The first TAO halving is projected for mid-December 2025, though exact timing remains fluid due to Bittensor’s unique mechanics. Unlike Bitcoin’s straightforward halving, TAO operates on a multi-layered system where subnet tokens, liquidity pools, alpha burns, root proportions, and flow-based emissions interact in ways that affect every participant differently.
Expert Andy notes that these complexities mean traditional supply shock narratives only tell part of the story. The halving triggers when total issued the token reaches 10.5 million, not circulating supply, accounting for recycled tokens from subnet registrations, miner and validator activity, and other on-chain actions.
With current block emissions at 1 TAO per 12-second block, roughly 7,200 TAO enter circulation daily. After the halving, this falls to 3,600 TAO per day, cutting annual issuance from around 2.6 million to 1.3 million.

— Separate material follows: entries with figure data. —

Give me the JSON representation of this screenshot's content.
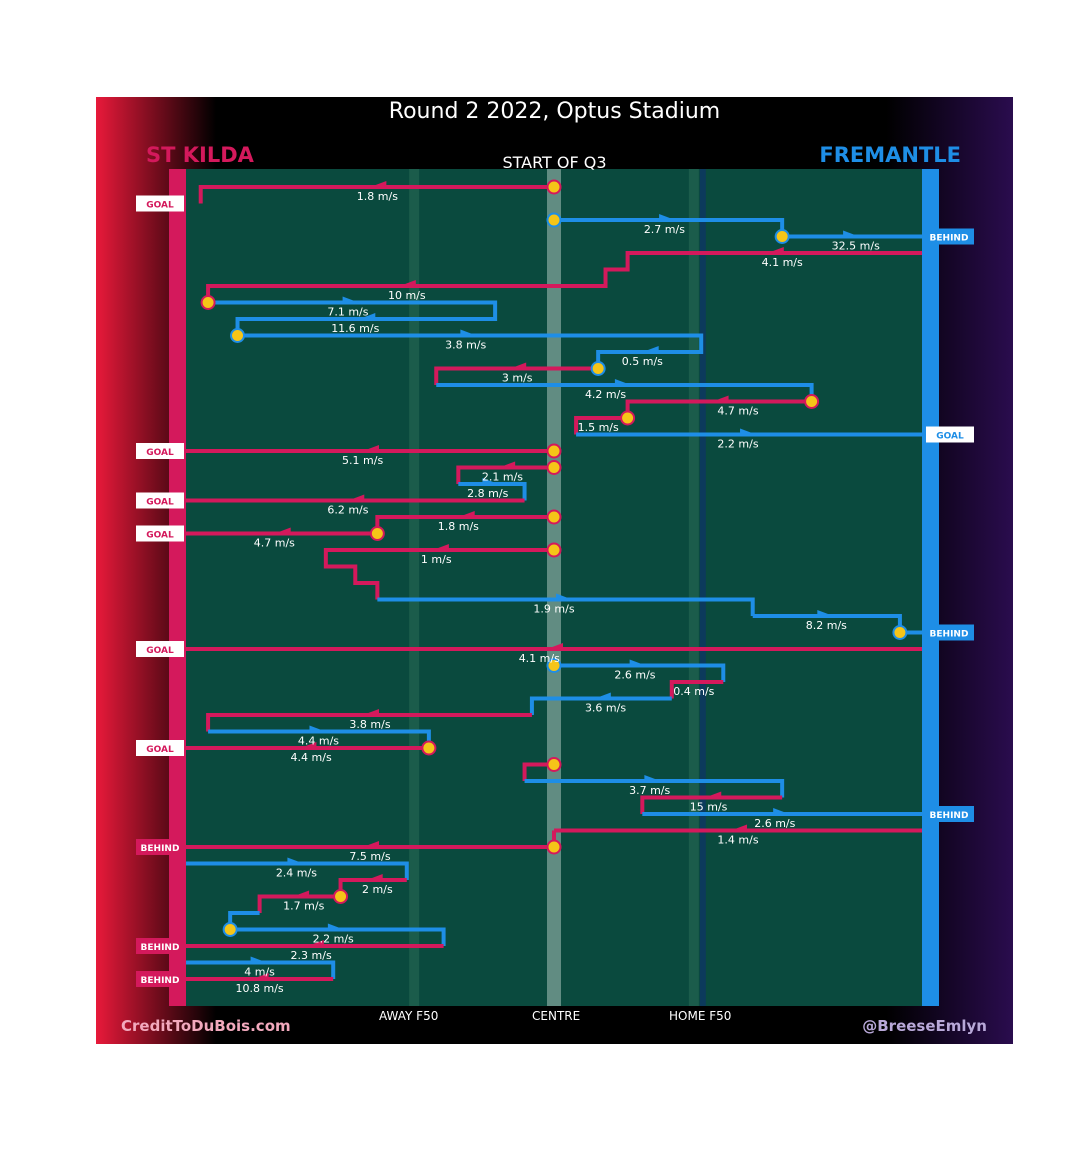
{
  "title": "Round 2 2022, Optus Stadium",
  "subtitle": "START OF Q3",
  "teams": {
    "home": "ST KILDA",
    "away": "FREMANTLE"
  },
  "credits": {
    "left": "CreditToDuBois.com",
    "right": "@BreeseEmlyn"
  },
  "colors": {
    "home": "#d4195c",
    "away": "#1e8ee6",
    "field": "#0a4a3e",
    "marker": "#f5c518",
    "background": "#000000"
  },
  "chart_data": {
    "type": "line",
    "description_free": true,
    "x_axis": {
      "min": 0,
      "max": 100,
      "ticks": [
        {
          "x": 31,
          "label": "AWAY F50"
        },
        {
          "x": 50,
          "label": "CENTRE"
        },
        {
          "x": 69,
          "label": "HOME F50"
        }
      ]
    },
    "outcome_labels": [
      "GOAL",
      "BEHIND"
    ],
    "chains": [
      {
        "team": "home",
        "path": [
          [
            50,
            0
          ],
          [
            2,
            0
          ],
          [
            2,
            2
          ]
        ],
        "speeds": [
          {
            "x": 26,
            "row": 0,
            "text": "1.8 m/s"
          }
        ],
        "start": [
          [
            50,
            0
          ]
        ],
        "end": {
          "label": "GOAL",
          "side": "left",
          "row": 2,
          "x": 2
        }
      },
      {
        "team": "away",
        "path": [
          [
            50,
            4
          ],
          [
            81,
            4
          ],
          [
            81,
            6
          ],
          [
            100,
            6
          ]
        ],
        "speeds": [
          {
            "x": 65,
            "row": 4,
            "text": "2.7 m/s"
          },
          {
            "x": 91,
            "row": 6,
            "text": "32.5 m/s"
          }
        ],
        "start": [
          [
            50,
            4
          ],
          [
            81,
            6
          ]
        ],
        "end": {
          "label": "BEHIND",
          "side": "right",
          "row": 6
        }
      },
      {
        "team": "home",
        "path": [
          [
            100,
            8
          ],
          [
            60,
            8
          ],
          [
            60,
            10
          ],
          [
            57,
            10
          ],
          [
            57,
            12
          ],
          [
            3,
            12
          ],
          [
            3,
            14
          ]
        ],
        "speeds": [
          {
            "x": 81,
            "row": 8,
            "text": "4.1 m/s"
          },
          {
            "x": 30,
            "row": 12,
            "text": "10 m/s"
          }
        ],
        "start": [
          [
            3,
            14
          ]
        ]
      },
      {
        "team": "away",
        "path": [
          [
            3,
            14
          ],
          [
            42,
            14
          ],
          [
            42,
            16
          ],
          [
            7,
            16
          ],
          [
            7,
            18
          ]
        ],
        "speeds": [
          {
            "x": 22,
            "row": 14,
            "text": "7.1 m/s"
          },
          {
            "x": 23,
            "row": 16,
            "text": "11.6 m/s"
          }
        ],
        "start": [
          [
            7,
            18
          ]
        ]
      },
      {
        "team": "away",
        "path": [
          [
            7,
            18
          ],
          [
            70,
            18
          ],
          [
            70,
            20
          ],
          [
            56,
            20
          ],
          [
            56,
            22
          ]
        ],
        "speeds": [
          {
            "x": 38,
            "row": 18,
            "text": "3.8 m/s"
          },
          {
            "x": 62,
            "row": 20,
            "text": "0.5 m/s"
          }
        ],
        "start": [
          [
            56,
            22
          ]
        ]
      },
      {
        "team": "home",
        "path": [
          [
            56,
            22
          ],
          [
            34,
            22
          ],
          [
            34,
            24
          ]
        ],
        "speeds": [
          {
            "x": 45,
            "row": 22,
            "text": "3 m/s"
          }
        ]
      },
      {
        "team": "away",
        "path": [
          [
            34,
            24
          ],
          [
            85,
            24
          ],
          [
            85,
            26
          ]
        ],
        "speeds": [
          {
            "x": 57,
            "row": 24,
            "text": "4.2 m/s"
          }
        ]
      },
      {
        "team": "home",
        "path": [
          [
            85,
            26
          ],
          [
            60,
            26
          ],
          [
            60,
            28
          ],
          [
            53,
            28
          ],
          [
            53,
            30
          ]
        ],
        "speeds": [
          {
            "x": 75,
            "row": 26,
            "text": "4.7 m/s"
          },
          {
            "x": 56,
            "row": 28,
            "text": "1.5 m/s"
          }
        ],
        "start": [
          [
            85,
            26
          ],
          [
            60,
            28
          ]
        ]
      },
      {
        "team": "away",
        "path": [
          [
            53,
            30
          ],
          [
            100,
            30
          ]
        ],
        "speeds": [
          {
            "x": 75,
            "row": 30,
            "text": "2.2 m/s"
          }
        ],
        "end": {
          "label": "GOAL",
          "side": "right",
          "row": 30
        }
      },
      {
        "team": "home",
        "path": [
          [
            50,
            32
          ],
          [
            0,
            32
          ]
        ],
        "speeds": [
          {
            "x": 24,
            "row": 32,
            "text": "5.1 m/s"
          }
        ],
        "start": [
          [
            50,
            32
          ]
        ],
        "end": {
          "label": "GOAL",
          "side": "left",
          "row": 32,
          "x": 0
        }
      },
      {
        "team": "home",
        "path": [
          [
            50,
            34
          ],
          [
            37,
            34
          ],
          [
            37,
            36
          ]
        ],
        "speeds": [
          {
            "x": 43,
            "row": 34,
            "text": "2.1 m/s"
          }
        ],
        "start": [
          [
            50,
            34
          ]
        ]
      },
      {
        "team": "away",
        "path": [
          [
            37,
            36
          ],
          [
            46,
            36
          ],
          [
            46,
            38
          ]
        ],
        "speeds": [
          {
            "x": 41,
            "row": 36,
            "text": "2.8 m/s"
          }
        ]
      },
      {
        "team": "home",
        "path": [
          [
            46,
            38
          ],
          [
            0,
            38
          ]
        ],
        "speeds": [
          {
            "x": 22,
            "row": 38,
            "text": "6.2 m/s"
          }
        ],
        "end": {
          "label": "GOAL",
          "side": "left",
          "row": 38,
          "x": 0
        }
      },
      {
        "team": "home",
        "path": [
          [
            50,
            40
          ],
          [
            26,
            40
          ],
          [
            26,
            42
          ],
          [
            0,
            42
          ]
        ],
        "speeds": [
          {
            "x": 37,
            "row": 40,
            "text": "1.8 m/s"
          },
          {
            "x": 12,
            "row": 42,
            "text": "4.7 m/s"
          }
        ],
        "start": [
          [
            50,
            40
          ],
          [
            26,
            42
          ]
        ],
        "end": {
          "label": "GOAL",
          "side": "left",
          "row": 42,
          "x": 0
        }
      },
      {
        "team": "home",
        "path": [
          [
            50,
            44
          ],
          [
            19,
            44
          ],
          [
            19,
            46
          ],
          [
            23,
            46
          ],
          [
            23,
            48
          ],
          [
            26,
            48
          ],
          [
            26,
            50
          ]
        ],
        "speeds": [
          {
            "x": 34,
            "row": 44,
            "text": "1 m/s"
          }
        ],
        "start": [
          [
            50,
            44
          ]
        ]
      },
      {
        "team": "away",
        "path": [
          [
            26,
            50
          ],
          [
            77,
            50
          ],
          [
            77,
            52
          ]
        ],
        "speeds": [
          {
            "x": 50,
            "row": 50,
            "text": "1.9 m/s"
          }
        ]
      },
      {
        "team": "away",
        "path": [
          [
            77,
            52
          ],
          [
            97,
            52
          ],
          [
            97,
            54
          ],
          [
            100,
            54
          ]
        ],
        "speeds": [
          {
            "x": 87,
            "row": 52,
            "text": "8.2 m/s"
          }
        ],
        "start": [
          [
            97,
            54
          ]
        ],
        "end": {
          "label": "BEHIND",
          "side": "right",
          "row": 54
        }
      },
      {
        "team": "home",
        "path": [
          [
            100,
            56
          ],
          [
            0,
            56
          ]
        ],
        "speeds": [
          {
            "x": 48,
            "row": 56,
            "text": "4.1 m/s"
          }
        ],
        "end": {
          "label": "GOAL",
          "side": "left",
          "row": 56,
          "x": 0
        }
      },
      {
        "team": "away",
        "path": [
          [
            50,
            58
          ],
          [
            73,
            58
          ],
          [
            73,
            60
          ]
        ],
        "speeds": [
          {
            "x": 61,
            "row": 58,
            "text": "2.6 m/s"
          }
        ],
        "start": [
          [
            50,
            58
          ]
        ]
      },
      {
        "team": "home",
        "path": [
          [
            73,
            60
          ],
          [
            66,
            60
          ],
          [
            66,
            62
          ]
        ],
        "speeds": [
          {
            "x": 69,
            "row": 60,
            "text": "0.4 m/s"
          }
        ]
      },
      {
        "team": "away",
        "path": [
          [
            66,
            62
          ],
          [
            47,
            62
          ],
          [
            47,
            64
          ]
        ],
        "speeds": [
          {
            "x": 57,
            "row": 62,
            "text": "3.6 m/s"
          }
        ]
      },
      {
        "team": "home",
        "path": [
          [
            47,
            64
          ],
          [
            3,
            64
          ],
          [
            3,
            66
          ]
        ],
        "speeds": [
          {
            "x": 25,
            "row": 64,
            "text": "3.8 m/s"
          }
        ]
      },
      {
        "team": "away",
        "path": [
          [
            3,
            66
          ],
          [
            33,
            66
          ],
          [
            33,
            68
          ]
        ],
        "speeds": [
          {
            "x": 18,
            "row": 66,
            "text": "4.4 m/s"
          }
        ]
      },
      {
        "team": "home",
        "path": [
          [
            33,
            68
          ],
          [
            0,
            68
          ]
        ],
        "speeds": [
          {
            "x": 17,
            "row": 68,
            "text": "4.4 m/s"
          }
        ],
        "start": [
          [
            33,
            68
          ]
        ],
        "end": {
          "label": "GOAL",
          "side": "left",
          "row": 68,
          "x": 0
        }
      },
      {
        "team": "home",
        "path": [
          [
            50,
            70
          ],
          [
            46,
            70
          ],
          [
            46,
            72
          ]
        ],
        "speeds": [],
        "start": [
          [
            50,
            70
          ]
        ]
      },
      {
        "team": "away",
        "path": [
          [
            46,
            72
          ],
          [
            81,
            72
          ],
          [
            81,
            74
          ]
        ],
        "speeds": [
          {
            "x": 63,
            "row": 72,
            "text": "3.7 m/s"
          }
        ]
      },
      {
        "team": "home",
        "path": [
          [
            81,
            74
          ],
          [
            62,
            74
          ],
          [
            62,
            76
          ]
        ],
        "speeds": [
          {
            "x": 71,
            "row": 74,
            "text": "15 m/s"
          }
        ]
      },
      {
        "team": "away",
        "path": [
          [
            62,
            76
          ],
          [
            100,
            76
          ]
        ],
        "speeds": [
          {
            "x": 80,
            "row": 76,
            "text": "2.6 m/s"
          }
        ],
        "end": {
          "label": "BEHIND",
          "side": "right",
          "row": 76
        }
      },
      {
        "team": "home",
        "path": [
          [
            100,
            78
          ],
          [
            50,
            78
          ]
        ],
        "speeds": [
          {
            "x": 75,
            "row": 78,
            "text": "1.4 m/s"
          }
        ],
        "start": [
          [
            50,
            80
          ]
        ]
      },
      {
        "team": "home",
        "path": [
          [
            50,
            78
          ],
          [
            50,
            80
          ],
          [
            0,
            80
          ]
        ],
        "speeds": [
          {
            "x": 25,
            "row": 80,
            "text": "7.5 m/s"
          }
        ],
        "end": {
          "label": "BEHIND",
          "side": "left",
          "row": 80,
          "x": 0
        }
      },
      {
        "team": "away",
        "path": [
          [
            0,
            82
          ],
          [
            30,
            82
          ],
          [
            30,
            84
          ]
        ],
        "speeds": [
          {
            "x": 15,
            "row": 82,
            "text": "2.4 m/s"
          }
        ]
      },
      {
        "team": "home",
        "path": [
          [
            30,
            84
          ],
          [
            21,
            84
          ],
          [
            21,
            86
          ],
          [
            10,
            86
          ],
          [
            10,
            88
          ]
        ],
        "speeds": [
          {
            "x": 26,
            "row": 84,
            "text": "2 m/s"
          },
          {
            "x": 16,
            "row": 86,
            "text": "1.7 m/s"
          }
        ],
        "start": [
          [
            21,
            86
          ]
        ]
      },
      {
        "team": "away",
        "path": [
          [
            10,
            88
          ],
          [
            6,
            88
          ],
          [
            6,
            90
          ],
          [
            35,
            90
          ],
          [
            35,
            92
          ]
        ],
        "speeds": [
          {
            "x": 20,
            "row": 90,
            "text": "2.2 m/s"
          }
        ],
        "start": [
          [
            6,
            90
          ]
        ]
      },
      {
        "team": "home",
        "path": [
          [
            35,
            92
          ],
          [
            0,
            92
          ]
        ],
        "speeds": [
          {
            "x": 17,
            "row": 92,
            "text": "2.3 m/s"
          }
        ],
        "end": {
          "label": "BEHIND",
          "side": "left",
          "row": 92,
          "x": 0
        }
      },
      {
        "team": "away",
        "path": [
          [
            0,
            94
          ],
          [
            20,
            94
          ],
          [
            20,
            96
          ]
        ],
        "speeds": [
          {
            "x": 10,
            "row": 94,
            "text": "4 m/s"
          }
        ]
      },
      {
        "team": "home",
        "path": [
          [
            20,
            96
          ],
          [
            0,
            96
          ]
        ],
        "speeds": [
          {
            "x": 10,
            "row": 96,
            "text": "10.8 m/s"
          }
        ],
        "end": {
          "label": "BEHIND",
          "side": "left",
          "row": 96,
          "x": 0
        }
      }
    ]
  }
}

Alpha tokens are assigned now to every subnet. In the case when the TAO is staked into a subnet, it is replaced with alpha by an automated market maker. The alpha distribution is divided into alpha out and alpha in, which represent rewards to the participants and liquidity to the pool, respectively. The alpha_ in is cut by half, and the alpha out does not change.
This structural change increases volatility: miners who must sell alpha to make ends meet now are exposed to less liquidity, and it puts pressure on the alpha prices downwards. Small pool subnets are the most susceptible to attack, whereas early, well-financed subnets become permanently advantaged.
Alpha token trajectories are also influenced by the halving, shifting one subnet halving towards the future. Subnets with alpha building up until halving have the advantage of experiencing a quicker early supply growth, and subnets with halving after have a worse liquidity situation.
The downsizing doubles the competitive nature of the network. Subnets should be able to attract sticky capital and create real utility to exist. Weak subnets will be at risk of deregistration as slots will be occupied, and miners and validators will migrate to better subnets. Root staking offers a safer option, which conserves TAO but yields diminish with time.
Expert Andy stresses that it is now survival and profit based on observation of net TAO flows, coverage percentages, and alpha burn rates, as opposed to price. Subnets with better coverage and stable alpha burns will perform better, and those that are not able to sustain liquidity will experience a higher rate of decomposition.